Pensions
Written by Alison Thomas
Key developments in 2025
As predicted in last year's review, the Pensions Scheme Bill (the Bill) signalled some major changes coming for the sector. The Bill had its first reading in Parliament in June 2025 and a list of over 200 government amendments was published on 1 September 2025. Among the amendments was a framework for a legislative override for the ruling in Virgin Media v NTL Pensions Trustees II Ltd [2024] EWCA Civ 843 (Virgin Media) which sent shockwaves through the industry in 2024.
Impacted schemes will need to meet certain criteria set out in the draft legislation to take advantage of the remedy provided in it (essentially, retroactive actuarial approval). While most of the criteria are likely to be relatively easy to meet, particular attention should be paid to carve-outs for schemes where trustees have already taken 'positive action' whereby they have treated the amendment as void or where the validity of any amendment has already been adjudicated or remains at issue in legal proceedings begun prior to 5 June 2025. There are still lingering questions about how these carve-outs are to be implemented in practice (such as the scope of the term 'legal proceedings'), and so we will have to wait and see if any further guidance is issued to assist insurance and pension professionals in assessing their risks relating s37 issues going forward. The Virgin Meida remedies are set to come into force 2 months after the Bill receives royal assent.

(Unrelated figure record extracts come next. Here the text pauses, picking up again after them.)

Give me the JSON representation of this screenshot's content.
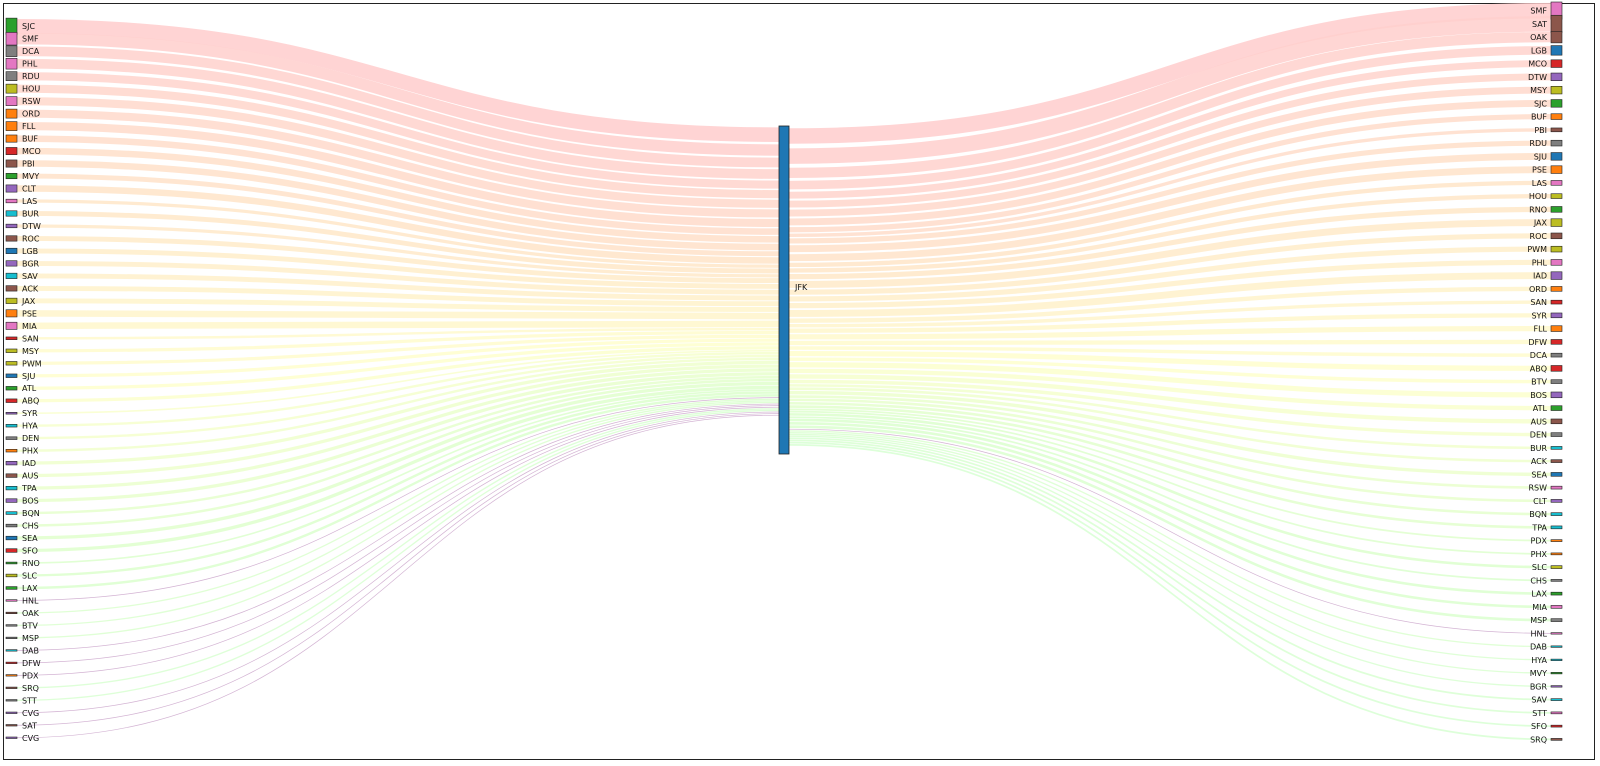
{
  "chart_data": {
    "type": "sankey",
    "hub": {
      "label": "JFK",
      "color": "#1f77b4"
    },
    "origins": [
      {
        "label": "SJC",
        "value": 9,
        "color": "#2ca02c"
      },
      {
        "label": "SMF",
        "value": 7,
        "color": "#e377c2"
      },
      {
        "label": "DCA",
        "value": 6,
        "color": "#7f7f7f"
      },
      {
        "label": "PHL",
        "value": 6,
        "color": "#e377c2"
      },
      {
        "label": "RDU",
        "value": 5,
        "color": "#7f7f7f"
      },
      {
        "label": "HOU",
        "value": 5,
        "color": "#bcbd22"
      },
      {
        "label": "RSW",
        "value": 5,
        "color": "#e377c2"
      },
      {
        "label": "ORD",
        "value": 5,
        "color": "#ff7f0e"
      },
      {
        "label": "FLL",
        "value": 5,
        "color": "#ff7f0e"
      },
      {
        "label": "BUF",
        "value": 4,
        "color": "#ff7f0e"
      },
      {
        "label": "MCO",
        "value": 4,
        "color": "#d62728"
      },
      {
        "label": "PBI",
        "value": 4,
        "color": "#8c564b"
      },
      {
        "label": "MVY",
        "value": 3,
        "color": "#2ca02c"
      },
      {
        "label": "CLT",
        "value": 4,
        "color": "#9467bd"
      },
      {
        "label": "LAS",
        "value": 2,
        "color": "#e377c2"
      },
      {
        "label": "BUR",
        "value": 3,
        "color": "#17becf"
      },
      {
        "label": "DTW",
        "value": 2,
        "color": "#9467bd"
      },
      {
        "label": "ROC",
        "value": 3,
        "color": "#8c564b"
      },
      {
        "label": "LGB",
        "value": 3,
        "color": "#1f77b4"
      },
      {
        "label": "BGR",
        "value": 3,
        "color": "#9467bd"
      },
      {
        "label": "SAV",
        "value": 3,
        "color": "#17becf"
      },
      {
        "label": "ACK",
        "value": 3,
        "color": "#8c564b"
      },
      {
        "label": "JAX",
        "value": 3,
        "color": "#bcbd22"
      },
      {
        "label": "PSE",
        "value": 4,
        "color": "#ff7f0e"
      },
      {
        "label": "MIA",
        "value": 4,
        "color": "#e377c2"
      },
      {
        "label": "SAN",
        "value": 1.5,
        "color": "#d62728"
      },
      {
        "label": "MSY",
        "value": 2,
        "color": "#bcbd22"
      },
      {
        "label": "PWM",
        "value": 2,
        "color": "#bcbd22"
      },
      {
        "label": "SJU",
        "value": 2,
        "color": "#1f77b4"
      },
      {
        "label": "ATL",
        "value": 2,
        "color": "#2ca02c"
      },
      {
        "label": "ABQ",
        "value": 2,
        "color": "#d62728"
      },
      {
        "label": "SYR",
        "value": 1,
        "color": "#9467bd"
      },
      {
        "label": "HYA",
        "value": 1.5,
        "color": "#17becf"
      },
      {
        "label": "DEN",
        "value": 1.5,
        "color": "#7f7f7f"
      },
      {
        "label": "PHX",
        "value": 1.5,
        "color": "#ff7f0e"
      },
      {
        "label": "IAD",
        "value": 2,
        "color": "#9467bd"
      },
      {
        "label": "AUS",
        "value": 2,
        "color": "#8c564b"
      },
      {
        "label": "TPA",
        "value": 2,
        "color": "#17becf"
      },
      {
        "label": "BOS",
        "value": 2,
        "color": "#9467bd"
      },
      {
        "label": "BQN",
        "value": 1.5,
        "color": "#17becf"
      },
      {
        "label": "CHS",
        "value": 1.5,
        "color": "#7f7f7f"
      },
      {
        "label": "SEA",
        "value": 2,
        "color": "#1f77b4"
      },
      {
        "label": "SFO",
        "value": 2,
        "color": "#d62728"
      },
      {
        "label": "RNO",
        "value": 1,
        "color": "#2ca02c"
      },
      {
        "label": "SLC",
        "value": 1.5,
        "color": "#bcbd22"
      },
      {
        "label": "LAX",
        "value": 1.5,
        "color": "#2ca02c"
      },
      {
        "label": "HNL",
        "value": 0.3,
        "color": "#e377c2"
      },
      {
        "label": "OAK",
        "value": 0.8,
        "color": "#8c564b"
      },
      {
        "label": "BTV",
        "value": 0.8,
        "color": "#7f7f7f"
      },
      {
        "label": "MSP",
        "value": 0.8,
        "color": "#7f7f7f"
      },
      {
        "label": "DAB",
        "value": 0.3,
        "color": "#17becf"
      },
      {
        "label": "DFW",
        "value": 0.3,
        "color": "#d62728"
      },
      {
        "label": "PDX",
        "value": 0.3,
        "color": "#ff7f0e"
      },
      {
        "label": "SRQ",
        "value": 0.8,
        "color": "#8c564b"
      },
      {
        "label": "STT",
        "value": 0.8,
        "color": "#7f7f7f"
      },
      {
        "label": "CVG",
        "value": 0.3,
        "color": "#9467bd"
      },
      {
        "label": "SAT",
        "value": 0.3,
        "color": "#8c564b"
      },
      {
        "label": "CVG",
        "value": 0.3,
        "color": "#9467bd"
      }
    ],
    "destinations": [
      {
        "label": "SMF",
        "value": 9,
        "color": "#e377c2"
      },
      {
        "label": "SAT",
        "value": 9,
        "color": "#8c564b"
      },
      {
        "label": "OAK",
        "value": 6,
        "color": "#8c564b"
      },
      {
        "label": "LGB",
        "value": 5,
        "color": "#1f77b4"
      },
      {
        "label": "MCO",
        "value": 4,
        "color": "#d62728"
      },
      {
        "label": "DTW",
        "value": 4,
        "color": "#9467bd"
      },
      {
        "label": "MSY",
        "value": 4,
        "color": "#bcbd22"
      },
      {
        "label": "SJC",
        "value": 4,
        "color": "#2ca02c"
      },
      {
        "label": "BUF",
        "value": 3,
        "color": "#ff7f0e"
      },
      {
        "label": "PBI",
        "value": 2,
        "color": "#8c564b"
      },
      {
        "label": "RDU",
        "value": 3,
        "color": "#7f7f7f"
      },
      {
        "label": "SJU",
        "value": 4,
        "color": "#1f77b4"
      },
      {
        "label": "PSE",
        "value": 4,
        "color": "#ff7f0e"
      },
      {
        "label": "LAS",
        "value": 2.5,
        "color": "#e377c2"
      },
      {
        "label": "HOU",
        "value": 2.5,
        "color": "#bcbd22"
      },
      {
        "label": "RNO",
        "value": 3,
        "color": "#2ca02c"
      },
      {
        "label": "JAX",
        "value": 4,
        "color": "#bcbd22"
      },
      {
        "label": "ROC",
        "value": 3,
        "color": "#8c564b"
      },
      {
        "label": "PWM",
        "value": 3,
        "color": "#bcbd22"
      },
      {
        "label": "PHL",
        "value": 3,
        "color": "#e377c2"
      },
      {
        "label": "IAD",
        "value": 4,
        "color": "#9467bd"
      },
      {
        "label": "ORD",
        "value": 2.5,
        "color": "#ff7f0e"
      },
      {
        "label": "SAN",
        "value": 2,
        "color": "#d62728"
      },
      {
        "label": "SYR",
        "value": 2.5,
        "color": "#9467bd"
      },
      {
        "label": "FLL",
        "value": 3,
        "color": "#ff7f0e"
      },
      {
        "label": "DFW",
        "value": 2.5,
        "color": "#d62728"
      },
      {
        "label": "DCA",
        "value": 2,
        "color": "#7f7f7f"
      },
      {
        "label": "ABQ",
        "value": 3,
        "color": "#d62728"
      },
      {
        "label": "BTV",
        "value": 2,
        "color": "#7f7f7f"
      },
      {
        "label": "BOS",
        "value": 3,
        "color": "#9467bd"
      },
      {
        "label": "ATL",
        "value": 2.5,
        "color": "#2ca02c"
      },
      {
        "label": "AUS",
        "value": 2.5,
        "color": "#8c564b"
      },
      {
        "label": "DEN",
        "value": 2,
        "color": "#7f7f7f"
      },
      {
        "label": "BUR",
        "value": 1.5,
        "color": "#17becf"
      },
      {
        "label": "ACK",
        "value": 1.5,
        "color": "#8c564b"
      },
      {
        "label": "SEA",
        "value": 2,
        "color": "#1f77b4"
      },
      {
        "label": "RSW",
        "value": 1.5,
        "color": "#e377c2"
      },
      {
        "label": "CLT",
        "value": 1.5,
        "color": "#9467bd"
      },
      {
        "label": "BQN",
        "value": 1.5,
        "color": "#17becf"
      },
      {
        "label": "TPA",
        "value": 1.5,
        "color": "#17becf"
      },
      {
        "label": "PDX",
        "value": 1,
        "color": "#ff7f0e"
      },
      {
        "label": "PHX",
        "value": 1,
        "color": "#ff7f0e"
      },
      {
        "label": "SLC",
        "value": 1.5,
        "color": "#bcbd22"
      },
      {
        "label": "CHS",
        "value": 1,
        "color": "#7f7f7f"
      },
      {
        "label": "LAX",
        "value": 1.5,
        "color": "#2ca02c"
      },
      {
        "label": "MIA",
        "value": 1.5,
        "color": "#e377c2"
      },
      {
        "label": "MSP",
        "value": 1.5,
        "color": "#7f7f7f"
      },
      {
        "label": "HNL",
        "value": 0.3,
        "color": "#e377c2"
      },
      {
        "label": "DAB",
        "value": 0.5,
        "color": "#17becf"
      },
      {
        "label": "HYA",
        "value": 0.5,
        "color": "#17becf"
      },
      {
        "label": "MVY",
        "value": 0.5,
        "color": "#2ca02c"
      },
      {
        "label": "BGR",
        "value": 0.5,
        "color": "#9467bd"
      },
      {
        "label": "SAV",
        "value": 1,
        "color": "#17becf"
      },
      {
        "label": "STT",
        "value": 1,
        "color": "#e377c2"
      },
      {
        "label": "SFO",
        "value": 1,
        "color": "#d62728"
      },
      {
        "label": "SRQ",
        "value": 1,
        "color": "#8c564b"
      }
    ]
  }
}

What to look out for in 2026
Looking ahead, the Bill is set to bring more changes in 2026 and beyond. The Bill sets out new frameworks for guided retirement, consolidation of small inactive pension pots, transferring DB surpluses back to employers, Value for Money (VFM) assessments, and expansion of the Pension Ombudsman's (TPO) powers. Of particular interest to trustees, administrators, and insurers alike will be the amendment making TPO a 'competent court' for the purposes of enforcing equitable recoupment decisions from TPO. This will allow trustees to directly enforce TPO decisions to recoup overpayments, when previously, trustees would have to incur the time and costs of obtaining a county court order in. The TPO power expansion is set to come into force 2 months after the Bill receives royal assent, while other changes are set to come into force gradually through 2030.
Cybersecurity is sure to be a hot topic for pensions next year, particularly with the final pensions dashboards integration deadlines looming. Earlier this year, the ICO levied a £14 million fine against Capita (a frequent third-party contractor for pension schemes) for data breaches which included breaches concerning pensions data. This makes it clear that pension professionals must take data security seriously and ensure the proper controls are in place. The pensions dashboard implementation is sure to magnify any pre-existing problems in schemes' data security processes and present fresh risks, as schemes must ensure their member data is accurate, accessible and yet secure to comply with the Pensions Dashboard Regulations. Deadlines for integration already passed for the biggest schemes and master trusts earlier this year, and the timetable for integration continues into June 2026.